L’avenir de l’Europe est inconcevable sans les Balkans occidentaux
C’est d’ailleurs ce qu’a rappelé le président du Conseil européen, Charles Michel, dans son discours lors de la séance d’ouverture : « Ce forum est un événement majeur pour le débat européen. Je remercie le Premier ministre, et la présidence slovène, de lui avoir accordé davantage de poids cette année, quelques mois après le lancement de la conférence sur l’avenir de l’Europe. Un avenir qui est inconcevable sans les Balkans occidentaux, avec lesquels nous organiserons d’ailleurs un sommet dans un mois. […]

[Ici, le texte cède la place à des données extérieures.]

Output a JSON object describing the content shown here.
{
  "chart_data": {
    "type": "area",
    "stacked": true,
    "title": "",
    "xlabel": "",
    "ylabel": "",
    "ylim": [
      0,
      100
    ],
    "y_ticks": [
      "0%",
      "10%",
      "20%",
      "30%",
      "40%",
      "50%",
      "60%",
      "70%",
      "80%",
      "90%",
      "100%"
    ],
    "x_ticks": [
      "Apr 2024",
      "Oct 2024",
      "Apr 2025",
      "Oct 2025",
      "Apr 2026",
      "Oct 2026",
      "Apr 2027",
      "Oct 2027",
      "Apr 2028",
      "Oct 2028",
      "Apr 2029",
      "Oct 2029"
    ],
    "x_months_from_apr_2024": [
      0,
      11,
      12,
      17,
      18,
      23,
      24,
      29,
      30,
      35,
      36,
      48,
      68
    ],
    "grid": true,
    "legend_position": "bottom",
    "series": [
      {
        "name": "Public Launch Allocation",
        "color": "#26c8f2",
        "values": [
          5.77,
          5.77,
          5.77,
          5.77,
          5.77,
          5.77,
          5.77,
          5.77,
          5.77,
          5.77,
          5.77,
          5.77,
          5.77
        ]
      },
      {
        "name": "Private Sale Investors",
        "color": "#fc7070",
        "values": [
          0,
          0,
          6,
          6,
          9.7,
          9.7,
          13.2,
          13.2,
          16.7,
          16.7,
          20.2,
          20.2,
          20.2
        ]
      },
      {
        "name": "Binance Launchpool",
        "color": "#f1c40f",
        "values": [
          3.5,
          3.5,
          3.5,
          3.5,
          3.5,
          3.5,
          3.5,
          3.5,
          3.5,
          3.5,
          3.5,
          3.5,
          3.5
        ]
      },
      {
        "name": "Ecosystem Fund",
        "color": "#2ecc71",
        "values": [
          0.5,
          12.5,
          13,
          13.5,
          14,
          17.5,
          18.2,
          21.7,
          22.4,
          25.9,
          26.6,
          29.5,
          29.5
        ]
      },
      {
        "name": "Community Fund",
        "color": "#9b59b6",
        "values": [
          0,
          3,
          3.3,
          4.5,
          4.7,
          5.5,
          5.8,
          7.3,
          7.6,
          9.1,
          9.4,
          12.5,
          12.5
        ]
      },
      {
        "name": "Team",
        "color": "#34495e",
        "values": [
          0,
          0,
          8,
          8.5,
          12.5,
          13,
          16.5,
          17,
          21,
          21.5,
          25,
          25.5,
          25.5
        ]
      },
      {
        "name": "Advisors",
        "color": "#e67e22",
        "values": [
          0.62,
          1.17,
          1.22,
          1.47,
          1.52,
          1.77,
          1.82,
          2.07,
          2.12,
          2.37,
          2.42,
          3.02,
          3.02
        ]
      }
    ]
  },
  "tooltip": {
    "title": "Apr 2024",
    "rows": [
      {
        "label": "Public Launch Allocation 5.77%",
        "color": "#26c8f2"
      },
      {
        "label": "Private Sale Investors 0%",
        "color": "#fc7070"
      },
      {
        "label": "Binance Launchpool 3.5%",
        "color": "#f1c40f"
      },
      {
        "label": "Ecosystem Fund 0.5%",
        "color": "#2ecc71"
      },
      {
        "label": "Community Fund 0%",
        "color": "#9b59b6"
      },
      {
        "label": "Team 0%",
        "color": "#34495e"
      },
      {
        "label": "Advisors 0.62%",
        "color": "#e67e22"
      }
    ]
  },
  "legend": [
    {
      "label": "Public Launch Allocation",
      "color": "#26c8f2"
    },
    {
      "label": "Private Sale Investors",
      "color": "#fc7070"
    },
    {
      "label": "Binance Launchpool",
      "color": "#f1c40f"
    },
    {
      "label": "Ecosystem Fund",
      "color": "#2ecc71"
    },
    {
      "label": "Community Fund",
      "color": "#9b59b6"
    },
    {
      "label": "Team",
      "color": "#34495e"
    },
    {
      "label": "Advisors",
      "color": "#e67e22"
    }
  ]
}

Parler de l’avenir de l’Europe, c’est notamment parler de ce que l’Union européenne devrait être dans un avenir pas trop éloigné, de sa composition et de son rapport à l’ensemble de l’espace géographique européen. Cela peut aussi être de parler de son organisation et de son fonctionnement.
[…] L’avenir européen que je souhaite aborder ici se rapporte à notre projet de valeurs et de libertés, à notre projet de prospérité et à notre projet d’influence… »
Pour un retour aux sources de l’idée européenne
De son côté, le Premier ministre slovène Janez Janša a abordé les questions de fond dès son discours d’ouverture en déclarant que
« L’Union européenne doit revenir à ses racines, aux principes posés par ses pères fondateurs, car ce n’est qu’ainsi qu’elle peut garantir son unité et en même temps préserver sa diversité ».
Contre le renouvellement des errements de 2015
La crainte de voir déferler sur l’Europe une nouvelle vague d’immigration incontrôlée comme en 2015 suite à la chute de Kaboul aux mains des extrémistes islamistes que sont les Talibans a tout naturellement conduit à faire de la question des migrants un thème incontournable de ce sommet. D’un côté, certains sont prêts à réitérer les errements de la politique du « Wir schaffen das » (on peut le faire !) d’Angela Merkel qui avait alors littéralement incité des centaines de milliers de migrants à venir en Allemagne et en Europe – avec toutes les conséquences dont l’Europe souffre encore gravement aujourd’hui et vraisemblablement pour longtemps. Ainsi, le président du Parlement européen, David Sassoli, a-t-il déclaré au sujet de la crise migratoire qui s’annonce :
« Nous faisions partie de l’ensemble du projet et des activités en Afghanistan. Et maintenant, nous devons trouver une voix européenne commune et envoyer un message commun. L’Europe doit prendre ses responsabilités et elle doit être entendue ».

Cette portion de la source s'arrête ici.